When I was last unemployed 33 years ago, I took quilting and photography lessons.  I actually quilted.  I made a vest and a jacket but when I was working, my idea of relaxation was reading a book not sewing.

I often like the idea of things more than the actual reality.  For instance, swooping down a hill on powdery snow is not quite the same thing as heavy ski boots that pinch and icy falls.  And at one point I decided no more handicraft lessons as I had too many unfinished projects in my attic.

But I do like taking lessons (almost as much fun as teaching school) so I decided that I was going to knit.

I began my first lesson having difficulty trying to do a slip knot.  I haven't had to tie many knots lately, I guess.  And then the casting on method was so confusing to me, I had to take a picture of how to hold my thumb and finger with my iPhone to refer to.

I went away and  I practiced my knitting and purling-no doubt I should have practised casting on but I just kept knitting…

Lesson two we learned how to do moss stitch which wasn't too bad though I did seem to get a bit confused when I looked at my knitting sample.

The third week we moved on to circular needles to begin our hats.  I think I took half the lesson just casting on.  I went home and things seemed to be okay but by Monday, the following day I realized I was in trouble.  The pattern which was supposed to be in ribbing was definitely off.  I phoned my knitting expert friend, Sandy, and she redid the whole thing for me.  I went home and realized I had told her I needed 102 (which wouldn't work so we had 104)  stitches when I really needed 72 (I think the glass of wine I drank prior to the knitting remediation may have caused a memory problem).  She was out  so I was left to my own devices.

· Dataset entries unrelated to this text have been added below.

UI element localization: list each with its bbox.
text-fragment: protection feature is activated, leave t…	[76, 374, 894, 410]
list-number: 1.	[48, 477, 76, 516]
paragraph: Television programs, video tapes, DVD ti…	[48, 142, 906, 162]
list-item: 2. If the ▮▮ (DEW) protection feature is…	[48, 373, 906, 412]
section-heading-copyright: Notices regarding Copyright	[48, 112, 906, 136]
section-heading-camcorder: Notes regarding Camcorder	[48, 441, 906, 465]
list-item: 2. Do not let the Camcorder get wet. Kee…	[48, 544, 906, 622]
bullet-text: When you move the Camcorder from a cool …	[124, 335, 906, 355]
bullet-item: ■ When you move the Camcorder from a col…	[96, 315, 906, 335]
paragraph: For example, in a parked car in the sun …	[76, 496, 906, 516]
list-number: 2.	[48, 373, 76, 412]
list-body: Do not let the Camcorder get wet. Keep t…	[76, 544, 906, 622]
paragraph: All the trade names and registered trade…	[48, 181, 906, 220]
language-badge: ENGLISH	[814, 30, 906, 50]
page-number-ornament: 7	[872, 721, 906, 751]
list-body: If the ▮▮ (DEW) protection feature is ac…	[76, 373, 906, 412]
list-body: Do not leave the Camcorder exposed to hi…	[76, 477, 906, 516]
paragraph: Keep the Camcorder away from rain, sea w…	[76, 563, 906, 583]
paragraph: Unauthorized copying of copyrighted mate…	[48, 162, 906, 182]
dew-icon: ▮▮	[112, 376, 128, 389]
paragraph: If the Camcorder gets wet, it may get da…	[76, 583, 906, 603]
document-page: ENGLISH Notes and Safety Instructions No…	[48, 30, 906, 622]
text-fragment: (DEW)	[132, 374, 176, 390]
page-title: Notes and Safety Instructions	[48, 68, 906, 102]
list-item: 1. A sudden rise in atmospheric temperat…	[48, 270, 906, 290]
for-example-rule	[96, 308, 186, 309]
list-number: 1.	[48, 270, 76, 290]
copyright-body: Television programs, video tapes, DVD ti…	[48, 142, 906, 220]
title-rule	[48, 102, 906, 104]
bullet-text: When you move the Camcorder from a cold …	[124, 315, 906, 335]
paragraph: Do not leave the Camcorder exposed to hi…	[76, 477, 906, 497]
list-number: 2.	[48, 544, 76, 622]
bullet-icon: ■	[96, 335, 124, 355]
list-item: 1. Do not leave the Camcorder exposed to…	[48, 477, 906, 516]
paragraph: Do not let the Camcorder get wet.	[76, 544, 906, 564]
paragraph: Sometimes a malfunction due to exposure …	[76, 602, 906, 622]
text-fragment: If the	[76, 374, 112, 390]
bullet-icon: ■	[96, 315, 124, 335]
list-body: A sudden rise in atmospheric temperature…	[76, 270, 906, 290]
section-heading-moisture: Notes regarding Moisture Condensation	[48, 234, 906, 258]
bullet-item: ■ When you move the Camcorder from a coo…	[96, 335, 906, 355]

I practiced my casting on and rib stitch with other needles and wool.  I finally understood what it looked like when I purled a stitch or when I knit so that I knew what to do next if I lost track rather than have to count stitches.

Tuesday I had to go on a field trip, but after that I was back at Sandy's where I made her observe my cast on method to see if I was doing it correctly (yes but too tight) and she helped me again get back on track!

I was feeling quite confident and even took my knitting to show off a bit Thursday to friends, but then I realized that something was wrong again.  Some parts of the row seemed to be longer than others and my pattern looked right on one side for the last few stitches but not on the other side.

Back again to Sandy's this morning.  It seems that I was not going in a circle but often mixing up when I put it down and picked it up again and going in wrong directions!  Knitting on straight needles is more straight forward!

Once again she got me straightened out and then while I sat there knitting I managed to twist it somehow so that even she couldn't figure out so once again unravelling had to occur.  The only way that I am going to get done what I have to do for Sunday will be due to help from Sandy.

Conclusions… There may be a reason I haven't knit for over forty years!  We all have learning difficulties!  Well at least I seem to have.  I definitely should have empathy and sympathy for students who have problems learning.  And a patient mentor is a godsend!  And it's easy to want to give up when things are not coming along easily.    When I told a friend I was stressed out over my knitting, she reminded me it was only knitting.  It's hard to be patient with myself when I am not progressing as quickly as I think I should.
I read somewhere we need to teach kids to welcome challenge and one way to encourage someone to overcome difficulties is to remind him or her  how he/she did so in the past.  I mean I can ride a bike easily  but I remember initially crashing into a tree.  I was afraid of water until I was about 12 but now swim quite nicely.  Learning to read was not a problem but not everything has come as easily…

So learning is such a continual process and often not a smooth path… And maybe I day I will overcome circular needles…or just stick to straight needles…

Post Script!

And yes, I did finish the hat and am actually happily wearing it now!